— Не робей, друг мой, входи! Твой дядя куда как был смел, даже под пулями! — приговаривал Ермолов, встречая гостя.

Подобное подбадривание никак не могло относиться к Лермонтову. Тот переступил порог не потупившись, а, напротив, сам пристально рассматривая знаменитого старца.

Ермолову было уже под семьдесят. Но его легендарный рост не умерялся старческой сгорбленностью. Взлохмаченные седые волосы, некогда напоминавшие львиную гриву, тоже не пригладились и не поредели. Одет по-домашнему в стёганное ватой просторное платье, рода поддёвки.

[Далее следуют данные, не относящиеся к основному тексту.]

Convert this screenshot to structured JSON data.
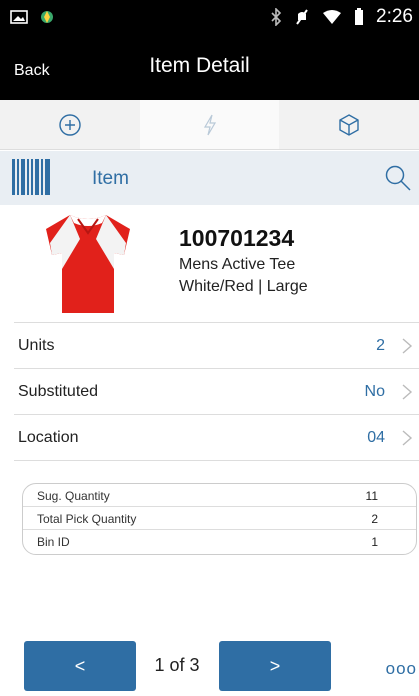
{
  "status_bar": {
    "time": "2:26"
  },
  "nav": {
    "back_label": "Back",
    "title": "Item Detail"
  },
  "tabs": [
    {
      "icon": "plus-circle-icon",
      "active": false
    },
    {
      "icon": "lightning-icon",
      "active": true
    },
    {
      "icon": "cube-icon",
      "active": false
    }
  ],
  "scan": {
    "label": "Item",
    "icon": "barcode-icon"
  },
  "item": {
    "id": "100701234",
    "description": "Mens Active Tee",
    "variant": "White/Red | Large"
  },
  "details": [
    {
      "label": "Units",
      "value": "2"
    },
    {
      "label": "Substituted",
      "value": "No"
    },
    {
      "label": "Location",
      "value": "04"
    }
  ],
  "summary": [
    {
      "label": "Sug. Quantity",
      "value": "11"
    },
    {
      "label": "Total Pick Quantity",
      "value": "2"
    },
    {
      "label": "Bin ID",
      "value": "1"
    }
  ],
  "footer": {
    "prev_label": "<",
    "next_label": ">",
    "page_indicator": "1 of 3",
    "more_label": "ooo"
  },
  "colors": {
    "accent": "#2f6ea4",
    "bar": "#000000",
    "scan_bg": "#e9eef3"
  }
}
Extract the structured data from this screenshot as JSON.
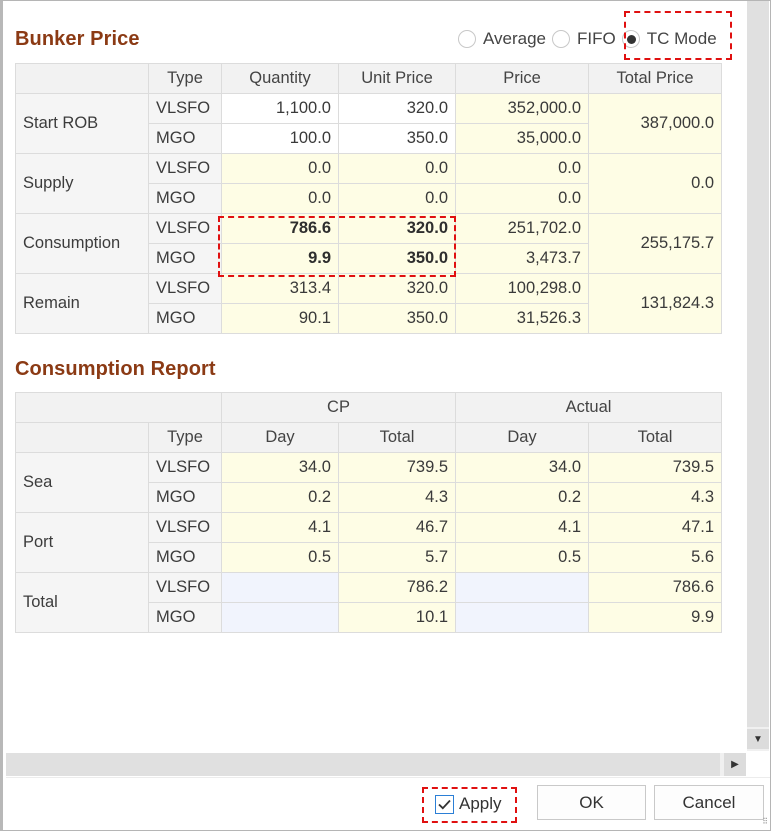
{
  "bunker_price": {
    "title": "Bunker Price",
    "mode_options": [
      {
        "label": "Average",
        "selected": false
      },
      {
        "label": "FIFO",
        "selected": false
      },
      {
        "label": "TC Mode",
        "selected": true
      }
    ],
    "headers": [
      "",
      "Type",
      "Quantity",
      "Unit Price",
      "Price",
      "Total Price"
    ],
    "groups": [
      {
        "label": "Start ROB",
        "total_price": "387,000.0",
        "rows": [
          {
            "type": "VLSFO",
            "quantity": "1,100.0",
            "unit_price": "320.0",
            "price": "352,000.0"
          },
          {
            "type": "MGO",
            "quantity": "100.0",
            "unit_price": "350.0",
            "price": "35,000.0"
          }
        ]
      },
      {
        "label": "Supply",
        "total_price": "0.0",
        "rows": [
          {
            "type": "VLSFO",
            "quantity": "0.0",
            "unit_price": "0.0",
            "price": "0.0"
          },
          {
            "type": "MGO",
            "quantity": "0.0",
            "unit_price": "0.0",
            "price": "0.0"
          }
        ]
      },
      {
        "label": "Consumption",
        "total_price": "255,175.7",
        "rows": [
          {
            "type": "VLSFO",
            "quantity": "786.6",
            "unit_price": "320.0",
            "price": "251,702.0"
          },
          {
            "type": "MGO",
            "quantity": "9.9",
            "unit_price": "350.0",
            "price": "3,473.7"
          }
        ]
      },
      {
        "label": "Remain",
        "total_price": "131,824.3",
        "rows": [
          {
            "type": "VLSFO",
            "quantity": "313.4",
            "unit_price": "320.0",
            "price": "100,298.0"
          },
          {
            "type": "MGO",
            "quantity": "90.1",
            "unit_price": "350.0",
            "price": "31,526.3"
          }
        ]
      }
    ]
  },
  "consumption_report": {
    "title": "Consumption Report",
    "group_headers": [
      "CP",
      "Actual"
    ],
    "sub_headers": [
      "",
      "Type",
      "Day",
      "Total",
      "Day",
      "Total"
    ],
    "groups": [
      {
        "label": "Sea",
        "rows": [
          {
            "type": "VLSFO",
            "cp_day": "34.0",
            "cp_total": "739.5",
            "actual_day": "34.0",
            "actual_total": "739.5"
          },
          {
            "type": "MGO",
            "cp_day": "0.2",
            "cp_total": "4.3",
            "actual_day": "0.2",
            "actual_total": "4.3"
          }
        ]
      },
      {
        "label": "Port",
        "rows": [
          {
            "type": "VLSFO",
            "cp_day": "4.1",
            "cp_total": "46.7",
            "actual_day": "4.1",
            "actual_total": "47.1"
          },
          {
            "type": "MGO",
            "cp_day": "0.5",
            "cp_total": "5.7",
            "actual_day": "0.5",
            "actual_total": "5.6"
          }
        ]
      },
      {
        "label": "Total",
        "rows": [
          {
            "type": "VLSFO",
            "cp_day": "",
            "cp_total": "786.2",
            "actual_day": "",
            "actual_total": "786.6"
          },
          {
            "type": "MGO",
            "cp_day": "",
            "cp_total": "10.1",
            "actual_day": "",
            "actual_total": "9.9"
          }
        ]
      }
    ]
  },
  "footer": {
    "apply_label": "Apply",
    "apply_checked": true,
    "ok_label": "OK",
    "cancel_label": "Cancel"
  },
  "colors": {
    "section_title": "#8b3a14",
    "highlight_box": "#e01010",
    "editable_cell": "#fefde5",
    "empty_cell": "#f1f4fd",
    "header_cell": "#f2f2f2"
  }
}
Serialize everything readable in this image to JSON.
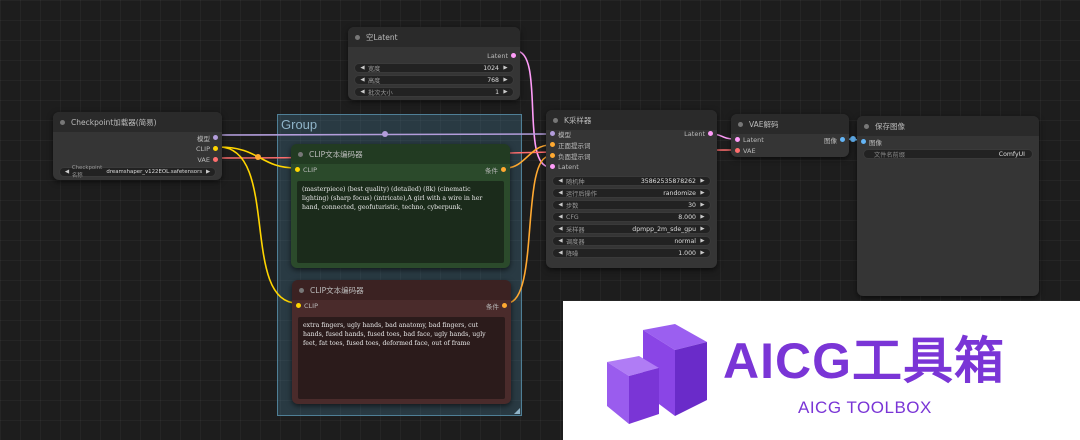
{
  "group": {
    "title": "Group"
  },
  "empty_latent": {
    "title": "空Latent",
    "output": "Latent",
    "widgets": [
      {
        "label": "宽度",
        "value": "1024"
      },
      {
        "label": "高度",
        "value": "768"
      },
      {
        "label": "批次大小",
        "value": "1"
      }
    ]
  },
  "checkpoint": {
    "title": "Checkpoint加载器(简易)",
    "outputs": [
      "模型",
      "CLIP",
      "VAE"
    ],
    "widget": {
      "label": "Checkpoint名称",
      "value": "dreamshaper_v122EOL.safetensors"
    }
  },
  "clip_positive": {
    "title": "CLIP文本编码器",
    "input": "CLIP",
    "output": "条件",
    "text": "(masterpiece) (best quality) (detailed) (8k) (cinematic lighting) (sharp focus) (intricate),A girl with a wire in her hand, connected, geofuturistic, techno, cyberpunk,"
  },
  "clip_negative": {
    "title": "CLIP文本编码器",
    "input": "CLIP",
    "output": "条件",
    "text": "extra fingers, ugly hands, bad anatomy, bad fingers, cut hands, fused hands, fused toes, bad face, ugly hands, ugly feet, fat toes, fused toes, deformed face, out of frame"
  },
  "ksampler": {
    "title": "K采样器",
    "inputs": [
      "模型",
      "正面提示词",
      "负面提示词",
      "Latent"
    ],
    "output": "Latent",
    "widgets": [
      {
        "label": "随机种",
        "value": "358625358782​62"
      },
      {
        "label": "运行后操作",
        "value": "randomize"
      },
      {
        "label": "步数",
        "value": "30"
      },
      {
        "label": "CFG",
        "value": "8.000"
      },
      {
        "label": "采样器",
        "value": "dpmpp_2m_sde_gpu"
      },
      {
        "label": "调度器",
        "value": "normal"
      },
      {
        "label": "降噪",
        "value": "1.000"
      }
    ]
  },
  "vae_decode": {
    "title": "VAE解码",
    "inputs": [
      "Latent",
      "VAE"
    ],
    "output": "图像"
  },
  "save_image": {
    "title": "保存图像",
    "input": "图像",
    "widget": {
      "label": "文件名前缀",
      "value": "ComfyUI"
    }
  },
  "watermark": {
    "title": "AICG工具箱",
    "subtitle": "AICG TOOLBOX",
    "brand_color": "#7a35d6"
  },
  "colors": {
    "latent": "#ff9cf9",
    "model": "#b39ddb",
    "clip": "#ffd500",
    "vae": "#ff6e6e",
    "conditioning": "#ffa931",
    "image": "#64b5f6"
  }
}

Он хотел знать о сегодняшних делах Кавказского корпуса. Но когда Лермонтов заговорил, слушал рассеянно и, видимо, порывался скорее перейти к собственным воспоминаниям.

   — Я неоднократно говаривал, даже и самому государю Александру Павловичу, что внутренние беспокойства горских народов имеют заразительный пример независимости для подданных империи. Покоряя Кавказ, я усмирял мятежный дух. Понимают ли это ныне на Кавказских линиях?

Лермонтов с деревянной интонацией ответил, что да, понимают.

Но Ермолов перескочил уже на другое. Он вспоминал Тифлис, в который въехал впервые в простой рогожной кибитке. Как мало он был похож тогда на европейский город! И сколько усилий требовалось, чтобы строить дома другого стиля, а самих грузин приохотить к выгодному производству шёлка и вина!

   — Я немцев не жаловал, тому все свидетели. И в дворцовой зале не постеснялся спросить у генералов: «А что, дескать, господа, не говорит ли кто-нибудь из вас по-русски?» — Ермолов засмеялся с дребезжанием. Из глаза выдавилась слёзка: так приятно было воспоминание.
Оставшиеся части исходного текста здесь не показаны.